Все снова кричат, не слушая друг друга. Они разделились на два клана: одни думают, что места безопасны, другие считают, что это вертеп. Странно одно — никто, кажется, не сомневается, что Наима хочет в деревню и сейчас обсуждается возможность этой поездки.
— Лично я не боюсь, — говорит один из мужчин, — я часто бываю там по делам.
— И никогда не было проблем?
— Никогда.
— Отлично, — говорит Мехди, — вот завтра и отвези туда девочку.
Они ударили по рукам, даже не спросив мнения главного заинтересованного лица. Будущий «извозчик» поворачивается к ней и представляется: его зовут Нуреддин, он дальний родственник Мехди. Она пристально смотрит на него, но не слышит, что он ей говорит. Он победоносно улыбается, точно так же, как улыбался Кристоф, когда решил отправить ее в Тизи-Узу. Почему все эти люди так упорно хотят вернуть ее к корням? Наима благодарит его за предложение, но вынуждена его отклонить: извините, работа.
— Рисунки, которые остались у Тассекурт? — вмешивается Рашида. — Не переживай. Она помариновала тебя, получила удовольствие, а теперь все тебе отдаст. Она давно любит деньги больше, чем память о Лалле…
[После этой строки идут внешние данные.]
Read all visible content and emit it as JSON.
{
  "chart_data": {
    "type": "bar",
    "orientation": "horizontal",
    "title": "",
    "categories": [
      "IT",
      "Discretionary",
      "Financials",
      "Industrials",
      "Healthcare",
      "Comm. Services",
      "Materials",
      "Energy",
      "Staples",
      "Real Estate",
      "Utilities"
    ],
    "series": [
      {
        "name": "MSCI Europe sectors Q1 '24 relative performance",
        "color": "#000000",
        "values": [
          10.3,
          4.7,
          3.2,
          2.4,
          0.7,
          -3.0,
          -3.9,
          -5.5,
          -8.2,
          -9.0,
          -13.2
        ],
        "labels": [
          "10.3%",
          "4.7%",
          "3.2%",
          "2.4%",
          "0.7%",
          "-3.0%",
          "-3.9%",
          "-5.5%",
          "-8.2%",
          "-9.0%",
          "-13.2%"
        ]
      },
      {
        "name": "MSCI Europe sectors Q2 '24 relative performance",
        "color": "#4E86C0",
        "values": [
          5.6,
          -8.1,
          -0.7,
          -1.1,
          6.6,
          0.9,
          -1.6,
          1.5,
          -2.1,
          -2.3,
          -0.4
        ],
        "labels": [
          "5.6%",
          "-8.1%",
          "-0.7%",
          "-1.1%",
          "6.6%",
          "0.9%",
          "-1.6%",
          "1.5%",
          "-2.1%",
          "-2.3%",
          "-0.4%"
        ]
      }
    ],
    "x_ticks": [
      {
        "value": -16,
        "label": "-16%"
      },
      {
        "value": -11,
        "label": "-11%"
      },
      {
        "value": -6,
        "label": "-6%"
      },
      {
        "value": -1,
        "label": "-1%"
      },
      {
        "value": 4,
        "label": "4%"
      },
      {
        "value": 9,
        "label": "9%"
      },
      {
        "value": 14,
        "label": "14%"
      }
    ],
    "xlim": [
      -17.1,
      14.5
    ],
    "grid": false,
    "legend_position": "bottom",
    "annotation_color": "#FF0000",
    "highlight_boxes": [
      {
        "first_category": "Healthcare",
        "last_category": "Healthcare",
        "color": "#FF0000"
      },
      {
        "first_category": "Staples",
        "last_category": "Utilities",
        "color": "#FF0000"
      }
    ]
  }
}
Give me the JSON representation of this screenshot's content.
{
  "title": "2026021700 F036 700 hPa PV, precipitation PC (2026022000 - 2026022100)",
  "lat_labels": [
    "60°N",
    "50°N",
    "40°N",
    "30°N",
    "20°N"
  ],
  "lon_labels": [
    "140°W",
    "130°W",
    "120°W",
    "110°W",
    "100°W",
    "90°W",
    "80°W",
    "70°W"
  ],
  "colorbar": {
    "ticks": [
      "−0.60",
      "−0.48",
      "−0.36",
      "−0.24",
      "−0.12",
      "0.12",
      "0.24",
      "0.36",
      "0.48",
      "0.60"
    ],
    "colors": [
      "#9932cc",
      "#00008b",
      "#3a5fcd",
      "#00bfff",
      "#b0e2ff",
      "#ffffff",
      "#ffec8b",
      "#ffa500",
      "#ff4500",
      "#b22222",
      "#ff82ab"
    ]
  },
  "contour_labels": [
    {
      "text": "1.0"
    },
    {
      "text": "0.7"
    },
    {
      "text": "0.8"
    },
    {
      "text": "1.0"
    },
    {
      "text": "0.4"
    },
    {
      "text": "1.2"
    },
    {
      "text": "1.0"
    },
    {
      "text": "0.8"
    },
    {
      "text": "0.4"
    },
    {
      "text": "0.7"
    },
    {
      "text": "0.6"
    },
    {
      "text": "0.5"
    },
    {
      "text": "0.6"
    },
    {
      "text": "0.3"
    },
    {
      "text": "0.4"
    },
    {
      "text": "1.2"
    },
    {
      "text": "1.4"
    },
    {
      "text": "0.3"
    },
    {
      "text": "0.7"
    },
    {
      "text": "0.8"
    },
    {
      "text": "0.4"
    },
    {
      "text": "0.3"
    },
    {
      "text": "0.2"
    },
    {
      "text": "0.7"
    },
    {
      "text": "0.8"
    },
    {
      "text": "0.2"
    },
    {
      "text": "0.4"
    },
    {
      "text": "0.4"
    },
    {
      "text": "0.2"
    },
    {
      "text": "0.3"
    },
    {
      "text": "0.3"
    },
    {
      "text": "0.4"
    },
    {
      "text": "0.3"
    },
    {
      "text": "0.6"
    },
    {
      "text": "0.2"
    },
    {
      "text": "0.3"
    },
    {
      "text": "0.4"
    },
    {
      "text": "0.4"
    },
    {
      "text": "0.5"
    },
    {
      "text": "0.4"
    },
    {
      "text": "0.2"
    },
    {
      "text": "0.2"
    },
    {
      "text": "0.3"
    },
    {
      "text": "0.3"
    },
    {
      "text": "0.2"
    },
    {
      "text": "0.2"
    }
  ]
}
Ее лицо искажается презрением, когда она говорит о первой жене художника.
— Никто из нас так никогда и не понял, почему он ее любил.
Окружающие ее мужчины смотрят на свои ботинки, будто ни при чем. Есть раны, которых не зарубцуют и десятилетия.
— Но вы уверены, что это не слишком опасно? — настаивает Наима, выждав несколько секунд.
Остальные, кажется, с трудом понимают, о чем она. Они уже сменили тему разговора, Рашида ушла в воспоминания.
— О нет, — говорит Нуреддин, — террористы теперь уважительнее относятся к женщинам. Они предпочитают убивать полицейских.
Заставленный бутылками стол блестит под тусклой гирляндой разноцветных лампочек. Наима уже не знает, как воспротивиться этой поездке. Страх, терзающий ей нутро, лишь отчасти объясняется тем, что в горах террористы. Ее пугает перспектива ступить на землю, с 1962 года застывшую в воспоминаниях ее семьи, и тем самым внезапно, грубо вернуть ее к жизни. Этот поступок кажется ей сравнимым с поступком легкомысленного ученого в «Машине времени», который раздавил бабочку юрского периода и тем самым разрушил настоящее, куда рассчитывал вернуться. Как ей разделить этот страх с компанией веселых выпивох, собравшихся вокруг? Как ей внятно выразить хотя бы его половину?
В эту ночь она спит плохо, голова полна механических шумов, населяющих тьму. Еще бродя по городу, она заметила эти вздутия, иногда сочащиеся влагой, ящики кондиционеров на домах, похожие на беспорядочные высыпания, — они и на офисных зданиях, и на жилых, а если прислушаться ночью, когда шум автомобилей и голоса прохожих затихают, — можно услышать глухой неумолчный гул моторов, дребезжащих с каждой остановкой и каждый раз когда их снова заводят, но никогда не в унисон. И Наима вздрагивает, ворочается, брыкается при каждом дребезжании на слишком тонком матрасе в своей спальне.